Ayşe Arman’ın kişisel internet sitesinde yayınlanan söyleşinin ikinci bölümünde CHP’li bir belediye başkanı olarak, merkez hükümet ile aralarında yaşanan ‘itiş-kakış’ın kendisini üzdüğünü ama zorlamadığını belirten İmamoğlu, “Hatta itiraf ediyorum, beni motive bile ediyor! Diyorlar ki, “İmamoğlu, bu kadar zor işi nasıl başaracak?” E kolayı herkes yapar! Zorluklarla mücadele etmek için de bazıları seçilir. Ben öyle seçildim. Ayrıca bu süreçin yaşanmasını, demokrasi adına bir deneyim olarak görüyorum. Tüm bunlar, sadece bana değil, İstanbul’a düşmanlık. Siyaseti, sadece bir oy kazanma olarak görüyorlar. “Benim adamım, benim işletmem, benim param gözü”yle bakıyorlar, yazık!” diye konuştu.

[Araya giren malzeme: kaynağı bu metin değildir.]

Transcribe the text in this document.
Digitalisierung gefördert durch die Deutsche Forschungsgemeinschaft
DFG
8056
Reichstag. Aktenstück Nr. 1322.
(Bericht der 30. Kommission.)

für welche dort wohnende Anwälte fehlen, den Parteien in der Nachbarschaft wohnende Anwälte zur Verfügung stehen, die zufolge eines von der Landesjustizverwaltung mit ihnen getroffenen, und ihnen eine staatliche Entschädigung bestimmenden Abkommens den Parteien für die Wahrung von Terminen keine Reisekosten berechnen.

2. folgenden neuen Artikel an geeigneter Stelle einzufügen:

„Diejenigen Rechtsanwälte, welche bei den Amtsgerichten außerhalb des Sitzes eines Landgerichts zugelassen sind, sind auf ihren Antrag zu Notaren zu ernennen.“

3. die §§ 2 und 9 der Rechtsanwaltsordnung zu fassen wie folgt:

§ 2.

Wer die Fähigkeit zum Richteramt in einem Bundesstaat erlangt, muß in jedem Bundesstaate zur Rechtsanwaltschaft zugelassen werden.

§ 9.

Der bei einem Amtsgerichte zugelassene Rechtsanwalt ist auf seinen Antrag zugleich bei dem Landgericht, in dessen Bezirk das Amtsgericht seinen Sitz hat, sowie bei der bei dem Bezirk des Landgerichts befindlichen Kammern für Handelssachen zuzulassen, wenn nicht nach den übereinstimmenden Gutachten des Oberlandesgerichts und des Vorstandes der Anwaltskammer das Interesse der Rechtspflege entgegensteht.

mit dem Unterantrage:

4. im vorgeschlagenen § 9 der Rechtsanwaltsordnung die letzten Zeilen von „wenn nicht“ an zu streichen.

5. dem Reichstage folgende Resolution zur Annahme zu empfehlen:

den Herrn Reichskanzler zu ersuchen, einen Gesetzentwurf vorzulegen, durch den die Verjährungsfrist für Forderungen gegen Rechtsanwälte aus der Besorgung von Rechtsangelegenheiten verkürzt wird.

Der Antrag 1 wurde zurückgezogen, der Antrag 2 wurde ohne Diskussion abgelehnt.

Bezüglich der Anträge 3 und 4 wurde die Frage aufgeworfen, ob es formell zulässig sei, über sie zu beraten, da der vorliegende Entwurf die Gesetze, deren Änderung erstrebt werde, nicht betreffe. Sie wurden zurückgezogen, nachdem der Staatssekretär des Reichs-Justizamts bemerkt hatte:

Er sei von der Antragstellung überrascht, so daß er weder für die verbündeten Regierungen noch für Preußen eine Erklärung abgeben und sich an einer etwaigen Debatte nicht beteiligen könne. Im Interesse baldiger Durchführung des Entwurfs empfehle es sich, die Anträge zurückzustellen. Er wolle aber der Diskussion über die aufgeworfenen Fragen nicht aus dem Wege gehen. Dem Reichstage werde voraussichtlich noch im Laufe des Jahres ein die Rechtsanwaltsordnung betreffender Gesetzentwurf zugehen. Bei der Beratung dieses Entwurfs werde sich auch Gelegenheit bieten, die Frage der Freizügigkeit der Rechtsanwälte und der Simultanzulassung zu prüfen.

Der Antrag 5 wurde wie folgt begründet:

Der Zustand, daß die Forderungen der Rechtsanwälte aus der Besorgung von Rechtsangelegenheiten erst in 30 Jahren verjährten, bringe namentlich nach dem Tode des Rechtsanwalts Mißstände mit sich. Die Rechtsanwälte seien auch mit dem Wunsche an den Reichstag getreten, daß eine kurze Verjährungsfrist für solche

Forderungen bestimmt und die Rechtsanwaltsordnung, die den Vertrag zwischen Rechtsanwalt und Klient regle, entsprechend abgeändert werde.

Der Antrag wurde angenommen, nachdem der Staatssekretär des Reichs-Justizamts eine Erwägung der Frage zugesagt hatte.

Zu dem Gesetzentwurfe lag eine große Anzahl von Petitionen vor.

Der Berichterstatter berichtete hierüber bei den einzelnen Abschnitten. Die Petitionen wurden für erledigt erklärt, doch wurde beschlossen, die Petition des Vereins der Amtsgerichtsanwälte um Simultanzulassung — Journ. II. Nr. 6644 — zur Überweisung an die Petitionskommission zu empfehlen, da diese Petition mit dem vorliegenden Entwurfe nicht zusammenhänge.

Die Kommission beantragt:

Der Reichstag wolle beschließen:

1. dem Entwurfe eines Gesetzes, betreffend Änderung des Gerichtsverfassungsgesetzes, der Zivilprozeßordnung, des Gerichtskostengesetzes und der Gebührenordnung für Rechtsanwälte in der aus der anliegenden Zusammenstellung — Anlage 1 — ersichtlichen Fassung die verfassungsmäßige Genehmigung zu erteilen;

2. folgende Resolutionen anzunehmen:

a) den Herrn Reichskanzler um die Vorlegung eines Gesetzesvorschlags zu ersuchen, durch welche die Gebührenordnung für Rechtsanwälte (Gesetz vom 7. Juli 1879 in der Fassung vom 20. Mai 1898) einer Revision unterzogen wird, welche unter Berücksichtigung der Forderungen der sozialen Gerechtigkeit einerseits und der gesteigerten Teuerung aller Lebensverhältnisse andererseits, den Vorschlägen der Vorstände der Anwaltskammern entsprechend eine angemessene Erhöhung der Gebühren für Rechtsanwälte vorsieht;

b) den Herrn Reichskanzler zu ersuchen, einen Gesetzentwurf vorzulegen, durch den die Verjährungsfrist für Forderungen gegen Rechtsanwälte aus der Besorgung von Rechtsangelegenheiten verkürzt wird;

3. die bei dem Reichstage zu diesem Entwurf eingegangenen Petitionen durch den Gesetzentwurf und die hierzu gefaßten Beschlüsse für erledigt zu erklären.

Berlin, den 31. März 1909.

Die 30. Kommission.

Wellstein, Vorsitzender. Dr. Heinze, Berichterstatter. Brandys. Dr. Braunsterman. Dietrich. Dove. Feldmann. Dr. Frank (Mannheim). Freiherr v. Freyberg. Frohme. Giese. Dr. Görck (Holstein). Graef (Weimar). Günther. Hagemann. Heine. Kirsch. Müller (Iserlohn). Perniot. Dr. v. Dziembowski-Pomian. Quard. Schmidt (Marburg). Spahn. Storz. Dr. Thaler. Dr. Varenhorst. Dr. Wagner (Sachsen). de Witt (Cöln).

Belediye başkanları toplantısıyla ilgili CHP İstanbul Milletvekili Mehmet Bekaroğlu’nun yaptğı “Aranızda bir tek kadın yok!” eleştirisini de değerlendiren İmamoğlu, şunları söyledi:
“Sadece bir kadın adayımız vardı. Ama bu, bir hazırlık gerektiriyor. Toplumun önüne, kadın aday çıksın diye pat diye koyamıyorsunuz. Çünkü ön saflarda mücadele etmiş, ‘Ben istiyorum’ demiş 5- 10 erkek varken, ‘Hadi, şuraya bir kadın koyalım!’ dediğinizde, o kadına da, işin doğasına da haksızlık yapmış oluyorsunuz. Tabi ki pozitif ayrımcılık mümkün. Ama esas olan hazırlık. Biz şu anda bunu yapıyoruz. Büyükşehir Belediye kadrolarında kadınlara yer verme konusunda özel çaba gösteriyoruz. Mesela İspark’ta sıfırdan onlarca kadın çalışmaya başladı bile. Bu, özel bir çabayla oldu. İspark’ı aldığımızda sıfır kadın çalışan vardı. Şu anda durum farklı. Yönetici kademesinde de kadın var. İki genel sekreter yardımcısı da işe başladı. İstanbul tarihinde bir ilk bu. Yani söylediğiniz eleştiriye katılıyorum ama ben bunun için mücadele veriyorum. Ne yazık ki bizden önceki dönemde çok ihmal edilmiş bir şey bu. Bir kasıt vardı demiyorum ama herhalde hayata bakış açılarıyla ilgili…”
Asıl planının cumhurbaşkanı adayı olmak olduğu yönündeki yorumlarla ilgili de konuşan İmamoğlu, Arman’ın bu konudaki sorusuna “Belli bir konum içindeyken, farklı bir makama oynamak, o makam için kendinize bir yol haritası oluşturmak, toplumsal görev üstlenenler için stratejik hata. Beni insanlar Büyükşehir Belediye Başkanlığı’na uygun gördüler. Organik bir şekilde seçildim ve kabul gördüm. O yüzden şu an için için tek idealim, işimi yapmak” cevabını verirken; “Kapı kapı dolaşıp, kendisi gibi düşünmeyenleri ikna etmekten vazgeçti!” eleştirileriyle ilgili de şu ifadeleri kullandı:
"Strateji değişti tabii. Beylikdüzü ilçesinde kapı kapı gezdiğim doğru. İstanbul’da gezemiyorum ama sosyal medyadan herkese, mesajlarımla ulaşıyorum. Arkadaşlarıma diyorum ki, “Bazı toplantılarımı canlı yayınlayın. İnsanlar beni görsünler!” Bilgilendirme tamam ama bir duygu geçirmek istiyorsanız, vücut dilinizi, gözlerinizi, bakışlarınızı hissetmeleri lazım. Yani ev ev gezemiyoruz ama cep cep geziyoruz. Her cep telefonunda varız!"